So far, only a small percentage of corporations have adopted an "agile" approach, which aims to help companies attack projects that have unclear or rapidly changing requirements, Giga analyst Liz Barnett said.
She estimated that just 10% of corporate IT organisations now use the emerging lightweight methodologies that are currently creating a stir in programming circles. However, Barnett said she suspects roughly 25% are exploring some form of agile process.
She recommended that companies consider supplementing old processes with some of the newer agile approaches. "I think they will have six or 10 different processes in a shop, and this will be one of them," she said.
At the Giga conference, delegates showed mixed interest in using elements of the various agile methodologies, which include extreme programming (XP), Scrum and Crystal.
Agile approaches typically eliminate the extensive documentation process that can bog down developers, calling for projects to be broken down into pieces based on requirements and for functional code to be delivered in shorter time frames, which can range from 14 to 90 days depending on the methodology used.
Agile methodologies also generally call for more frequent testing and greater communication and feedback between developers and the users for whom they are writing the software.
Erkki Vuorenmaa, manager of local infrastructure in Helsinki, for Scandinavian banking chain Nordea, said he has concerns about being able to get business people involved in the application development process. "It's really irritating," he said. "You have to drag them."
Walt Smith, chief IT architect at a large US-based financial institution who asked that the company not be identified, said the need to produce higher quality software more quickly will drive his company to consider agile methodologies. "Customers want applications in 90 days now, no matter how complex they are, and you can't do that with traditional methods," he said.

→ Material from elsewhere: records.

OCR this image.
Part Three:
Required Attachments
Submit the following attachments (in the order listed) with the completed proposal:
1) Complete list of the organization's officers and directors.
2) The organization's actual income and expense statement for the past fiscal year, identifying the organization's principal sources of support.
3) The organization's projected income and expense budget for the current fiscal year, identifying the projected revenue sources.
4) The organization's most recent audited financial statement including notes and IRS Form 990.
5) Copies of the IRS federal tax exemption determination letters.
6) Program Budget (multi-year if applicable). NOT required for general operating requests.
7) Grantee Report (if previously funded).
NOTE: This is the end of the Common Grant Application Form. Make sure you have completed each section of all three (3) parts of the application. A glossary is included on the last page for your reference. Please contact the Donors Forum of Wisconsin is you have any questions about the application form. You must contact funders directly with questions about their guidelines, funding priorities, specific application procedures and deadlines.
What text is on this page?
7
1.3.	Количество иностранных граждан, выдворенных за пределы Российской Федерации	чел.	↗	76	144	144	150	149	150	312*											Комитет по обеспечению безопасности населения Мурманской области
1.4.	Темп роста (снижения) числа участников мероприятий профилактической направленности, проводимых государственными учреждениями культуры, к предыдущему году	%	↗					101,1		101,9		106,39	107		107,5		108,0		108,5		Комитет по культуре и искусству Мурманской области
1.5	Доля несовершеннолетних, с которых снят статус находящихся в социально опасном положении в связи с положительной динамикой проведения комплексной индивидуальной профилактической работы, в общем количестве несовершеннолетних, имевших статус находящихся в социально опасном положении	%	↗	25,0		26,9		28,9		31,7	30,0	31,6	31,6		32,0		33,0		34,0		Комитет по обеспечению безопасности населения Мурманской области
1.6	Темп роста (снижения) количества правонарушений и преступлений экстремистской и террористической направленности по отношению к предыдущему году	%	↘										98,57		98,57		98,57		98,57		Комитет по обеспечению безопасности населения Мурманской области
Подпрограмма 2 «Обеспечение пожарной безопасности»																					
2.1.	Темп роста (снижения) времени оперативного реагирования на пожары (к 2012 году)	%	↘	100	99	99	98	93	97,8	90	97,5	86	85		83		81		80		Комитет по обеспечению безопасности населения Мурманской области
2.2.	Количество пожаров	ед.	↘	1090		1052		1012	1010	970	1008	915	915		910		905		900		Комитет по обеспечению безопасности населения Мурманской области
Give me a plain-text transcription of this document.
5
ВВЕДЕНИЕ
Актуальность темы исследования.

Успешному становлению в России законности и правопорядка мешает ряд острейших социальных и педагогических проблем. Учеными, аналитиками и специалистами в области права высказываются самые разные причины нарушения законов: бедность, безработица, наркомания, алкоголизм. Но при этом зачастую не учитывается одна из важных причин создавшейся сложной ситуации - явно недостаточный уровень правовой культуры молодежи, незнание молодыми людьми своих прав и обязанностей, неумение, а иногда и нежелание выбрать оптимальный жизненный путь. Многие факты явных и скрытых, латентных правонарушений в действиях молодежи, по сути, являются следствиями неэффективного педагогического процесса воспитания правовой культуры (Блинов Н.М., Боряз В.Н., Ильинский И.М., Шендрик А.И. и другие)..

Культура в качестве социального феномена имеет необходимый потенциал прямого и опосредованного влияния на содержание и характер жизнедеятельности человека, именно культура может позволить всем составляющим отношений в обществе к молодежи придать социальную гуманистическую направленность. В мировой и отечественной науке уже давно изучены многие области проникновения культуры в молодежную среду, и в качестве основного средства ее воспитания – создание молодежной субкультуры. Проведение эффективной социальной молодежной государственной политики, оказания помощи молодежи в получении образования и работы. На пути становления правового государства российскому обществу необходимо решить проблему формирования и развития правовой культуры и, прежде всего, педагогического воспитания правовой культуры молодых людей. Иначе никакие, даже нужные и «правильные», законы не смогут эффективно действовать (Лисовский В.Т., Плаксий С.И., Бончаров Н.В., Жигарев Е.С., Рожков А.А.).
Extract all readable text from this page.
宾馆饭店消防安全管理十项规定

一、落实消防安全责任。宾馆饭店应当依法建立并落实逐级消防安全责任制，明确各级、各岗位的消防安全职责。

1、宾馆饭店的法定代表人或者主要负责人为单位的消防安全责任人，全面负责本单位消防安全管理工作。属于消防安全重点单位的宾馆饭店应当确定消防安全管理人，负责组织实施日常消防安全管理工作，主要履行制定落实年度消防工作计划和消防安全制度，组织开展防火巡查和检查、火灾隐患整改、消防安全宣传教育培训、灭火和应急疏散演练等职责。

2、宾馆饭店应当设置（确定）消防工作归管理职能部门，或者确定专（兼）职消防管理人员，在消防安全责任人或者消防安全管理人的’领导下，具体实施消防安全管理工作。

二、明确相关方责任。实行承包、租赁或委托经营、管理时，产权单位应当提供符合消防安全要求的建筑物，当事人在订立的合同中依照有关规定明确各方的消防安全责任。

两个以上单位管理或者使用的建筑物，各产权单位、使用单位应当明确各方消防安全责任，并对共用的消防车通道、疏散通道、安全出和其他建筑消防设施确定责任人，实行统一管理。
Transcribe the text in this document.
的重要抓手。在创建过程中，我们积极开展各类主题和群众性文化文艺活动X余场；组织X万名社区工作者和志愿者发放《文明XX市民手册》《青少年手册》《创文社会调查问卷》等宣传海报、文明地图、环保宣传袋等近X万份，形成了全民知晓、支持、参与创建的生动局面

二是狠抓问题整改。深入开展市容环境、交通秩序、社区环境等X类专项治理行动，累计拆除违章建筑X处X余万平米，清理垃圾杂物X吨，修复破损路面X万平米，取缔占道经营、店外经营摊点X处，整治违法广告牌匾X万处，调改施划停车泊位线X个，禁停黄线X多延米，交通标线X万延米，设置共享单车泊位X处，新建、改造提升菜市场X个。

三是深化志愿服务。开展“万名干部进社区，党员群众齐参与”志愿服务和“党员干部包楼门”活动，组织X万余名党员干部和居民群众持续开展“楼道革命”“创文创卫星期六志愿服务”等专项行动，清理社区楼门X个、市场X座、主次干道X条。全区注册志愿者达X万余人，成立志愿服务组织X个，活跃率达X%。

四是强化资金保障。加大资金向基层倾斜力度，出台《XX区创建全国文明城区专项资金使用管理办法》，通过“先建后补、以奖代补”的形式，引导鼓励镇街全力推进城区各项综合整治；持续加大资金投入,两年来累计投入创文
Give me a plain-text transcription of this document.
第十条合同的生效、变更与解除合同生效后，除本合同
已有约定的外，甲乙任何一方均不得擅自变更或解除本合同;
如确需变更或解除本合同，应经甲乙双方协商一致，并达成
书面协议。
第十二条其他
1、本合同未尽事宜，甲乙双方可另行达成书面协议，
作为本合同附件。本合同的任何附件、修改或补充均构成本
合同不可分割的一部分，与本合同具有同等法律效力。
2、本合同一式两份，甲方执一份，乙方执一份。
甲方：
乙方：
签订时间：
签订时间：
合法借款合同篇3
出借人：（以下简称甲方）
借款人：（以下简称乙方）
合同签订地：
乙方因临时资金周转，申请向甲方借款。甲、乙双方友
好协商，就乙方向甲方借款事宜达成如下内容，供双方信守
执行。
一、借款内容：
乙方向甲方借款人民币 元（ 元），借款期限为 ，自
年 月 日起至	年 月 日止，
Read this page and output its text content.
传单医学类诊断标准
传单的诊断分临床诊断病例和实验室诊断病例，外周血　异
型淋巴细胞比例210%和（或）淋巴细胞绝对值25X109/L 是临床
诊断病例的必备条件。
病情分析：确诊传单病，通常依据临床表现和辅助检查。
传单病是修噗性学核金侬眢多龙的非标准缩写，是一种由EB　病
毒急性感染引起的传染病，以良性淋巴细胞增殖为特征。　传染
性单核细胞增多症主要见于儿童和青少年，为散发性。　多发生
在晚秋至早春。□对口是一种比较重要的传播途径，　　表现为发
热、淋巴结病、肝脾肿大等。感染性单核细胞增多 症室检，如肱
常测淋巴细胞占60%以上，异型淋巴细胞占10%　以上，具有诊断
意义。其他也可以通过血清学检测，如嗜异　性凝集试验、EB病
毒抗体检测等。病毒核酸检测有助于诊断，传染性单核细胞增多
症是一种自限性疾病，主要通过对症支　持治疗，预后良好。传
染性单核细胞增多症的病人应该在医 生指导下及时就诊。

But Smith said he has yet to be convinced that agile processes will help his firm address its other problem - reducing development costs. He said working on an individual project may cut costs for that specific project, but the approach could wind up costing his company more when his team has to integrate the application with existing enterprise systems.
He said his firm's early experiments with elements of XP on departmental applications produced code that didn't integrate well with the overall infrastructure or scale in production. "We spent a lot of money fixing those scalability problems," he said.
Jerzy Dutkiewicz, manager of architecture and integration at Sunoco in Philadelphia, has similar concerns about whether the agile approach can produce long-lasting, stable data architecture. He said some agile techniques might work for small projects that do not have high-scalability requirements.
Dutkiewicz noted that agile methodologies appear to be a rehash of rapid development approaches his firm already takes. But he said he can foresee the possibility of incorporating some agile project management elements, such as instituting short-term contracts with users "to minimise the demoralising effect of the blame" when a project runs late or a user claims a requirement may not be fully understood.
Short daily meetings would lead to a better feedback loop, he said, and would be helpful for companies hiring outside consultants. "If the consultant is incompetent or the technology is wrong, I [get] the first indication after 30 days," Dutkiewicz said. "I'm cutting my losses quickly."
But Peter Baker, director of applications at Emcor Group, a US construction company that outsources most of its IT work, said he will not be seeking out consultants that use agile methodologies. "It's just rebranding of classical project management," he said.